At the end of the day, if you are around a person nursing a young child and find yourself asking them to consider you more than the brand new human who is being fed (yes, that includes toddlers), that is something you need to reflect on–not necessarily something they need to act on, especially with everything they have on their plate. Furthermore, if you cannot view human bodies (including breasts and nipples) without sexualizing them, that is a projection of your inner world on the outer and is thus a very personal issue that you need to deal with. It is not something to burden a new mother and her child with. I don’t care if people giggled when Joey on Friends said otherwise.
Bringing It Together
A caregiver goes “skin to skin” while nursing an infant.
Creating, birthing, and nursing new humans is a miraculous and mysterious process. There is a lot of risk involved for the human making it happen, but also great rewards to us all. When we witness this miracle in our families as well as in our broader communities, our humanity is impossible to ignore. This miraculous process deserves our reverence. However, we can’t forget that we don’t need to fully “understand” human realities like this to revere them. Better yet, we don’t need to control them to revere them.

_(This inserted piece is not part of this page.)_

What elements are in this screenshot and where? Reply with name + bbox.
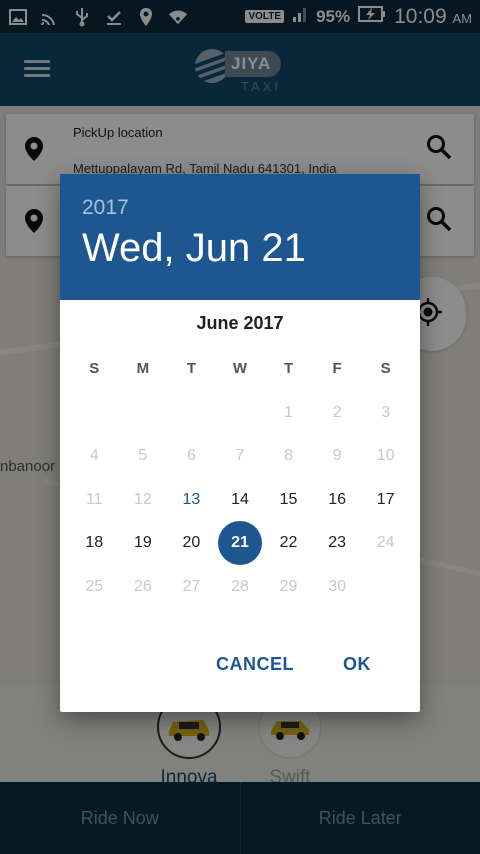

The work of caring for young children is awe-inspiring, but it is hard. Breastfeeding—a necessary consideration and important piece of the puzzle—is no different. When you come across other human beings who are in the midst of this deeply human process of bringing the next generation into the world and caring for them—we can never forget that we must be soft with them and meet them wherever they are. They are tired, but they are strong. They are accomplishing the impossible. They not only need more of our communal support, but also to carry less of our shame.
When you are in the presence of nursing (or a decision not to nurse), be a kind human and respect it. If anything, show your support with silence and patience. You must not forget—you’re able to offer that service; the nursing child is still learning.